MPPAA clearly indicates it is the Fund's responsibility to make a determination whether a withdrawal has occurred. "The procedure set forth in the MPPAA for the determination of withdrawal liability commences with the trustees' determination that a withdrawal has in fact occurred. (Half the trustees are named by the employer, and half by the union.)" Warner-Lambert, Co. v. United Retail & Wholesale Employee's Teamster Local No. 115 Pension Plan, 791 F.2d 283, 284 (3d Cir. 1986). One of the definitions of complete withdrawal in the MPPAA is when the employer "permanently ceases to have an obligation to contribute under the plan." 29 U.S.C. § 1383 The Fund determined, as is its responsibility under the statute, that Kaleck Brothers had ceased to have an obligation to contribute under the plan because it no longer employed union workers. Nothing about this determination is illogical or in conflict with the statutory language.

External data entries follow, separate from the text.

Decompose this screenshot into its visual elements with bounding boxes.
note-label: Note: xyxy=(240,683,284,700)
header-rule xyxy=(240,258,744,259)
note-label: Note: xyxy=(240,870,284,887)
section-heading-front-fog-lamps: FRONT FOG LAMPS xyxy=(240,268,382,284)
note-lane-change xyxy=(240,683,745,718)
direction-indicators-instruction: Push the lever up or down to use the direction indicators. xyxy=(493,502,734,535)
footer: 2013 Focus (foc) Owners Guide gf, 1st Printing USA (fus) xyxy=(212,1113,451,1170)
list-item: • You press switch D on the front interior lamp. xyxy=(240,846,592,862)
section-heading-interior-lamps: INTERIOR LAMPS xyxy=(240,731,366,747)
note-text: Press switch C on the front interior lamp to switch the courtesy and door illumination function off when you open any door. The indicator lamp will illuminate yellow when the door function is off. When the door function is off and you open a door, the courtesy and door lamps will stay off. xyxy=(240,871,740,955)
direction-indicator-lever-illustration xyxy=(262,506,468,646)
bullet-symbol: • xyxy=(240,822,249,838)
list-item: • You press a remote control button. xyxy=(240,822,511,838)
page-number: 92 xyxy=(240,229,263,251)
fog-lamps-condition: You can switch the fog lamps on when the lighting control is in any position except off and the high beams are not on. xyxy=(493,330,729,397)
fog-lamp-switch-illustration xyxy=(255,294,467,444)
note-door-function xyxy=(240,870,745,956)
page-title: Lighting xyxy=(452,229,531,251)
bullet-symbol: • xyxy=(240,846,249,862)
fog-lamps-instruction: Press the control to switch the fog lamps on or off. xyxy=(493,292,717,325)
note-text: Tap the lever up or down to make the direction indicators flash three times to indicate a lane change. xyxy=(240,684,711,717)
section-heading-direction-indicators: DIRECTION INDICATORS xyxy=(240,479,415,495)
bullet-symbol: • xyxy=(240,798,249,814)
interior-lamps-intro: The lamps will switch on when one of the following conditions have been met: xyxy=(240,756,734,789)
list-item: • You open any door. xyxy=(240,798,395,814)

Furthermore, if there is a conflict about whether complete withdrawal has occurred, in the Third Circuit, "whether an entity has ceased to be an employer within the meaning of MPPAA . . . must be resolved in arbitration." Galagay v. Beaverbrook Coal Co., 105 F.3d 137, 141 (3d Cir. 1997). Defendant offers no legal authority which would abrogate the right of the Fund to make a determination as to whether an employer permanently withdraws or which would allow this Court to determine an issue which must be resolved in arbitration.

Even the Defendant's contention, that the definition of "permanent" is a pure legal question and therefore presentable to the Court, regardless of the exhaustion doctrine, is not supported by Third Circuit case law; in fact, just the opposite. The Defendant is correct that it is a general legal principle that "the requirements of the exhaustion doctrine are also not applicable where the question is solely one of statutory interpretation." Flying Tiger Line, 830 F.2d at 1253 (internal quotations omitted). Yet, the Third Circuit specifically designated statutory interpretations of MPPAA "that Congress explicitly reserved for arbitration" as subject to arbitration regardless of whether or not it is a pure legal question. Id. at 1254.

Finally, raising a facial challenge to the statute, Defendant attacks the constitutionality of the MPPAA, arguing that to allow a arbitrator to interpret a statute of the United States (and determine the correct meaning of "permanent") would defeat separation of powers principles. Def. Br. In Opp., 10. Yet, as indicated by the procedural posture of this case, an arbitrator never even issued an opinion on the withdrawal liability determination, much less interpreted the statute. As the Third Circuit wisely noted "constitutional issues should not be decided and legislation should not be invalidated, if a controversy may be resolved on some other ground." Babcock and Wilcox Co. v. Marshall, 610 F.2d 1128, 1137 (3d Cir. 1979). Heeding this advice, the Court need not reach Defendant's facial challenge because it waived its right to its administrative remedies and therefore did not reach arbitration. The exhaustion of administrative remedies is required by MPPAA. Defendants failed to exhaust their remedies. Therefore, whether the arbitrator would have attempted to interpret statutory language is impossible to predict. The Court denies the Defendant's cross motion for summary judgment.


For the reasons stated above, Plaintiff's motion for summary judgment will be granted and Defendant's cross motion for summary judgment will be denied. The Court will issue an appropriate order.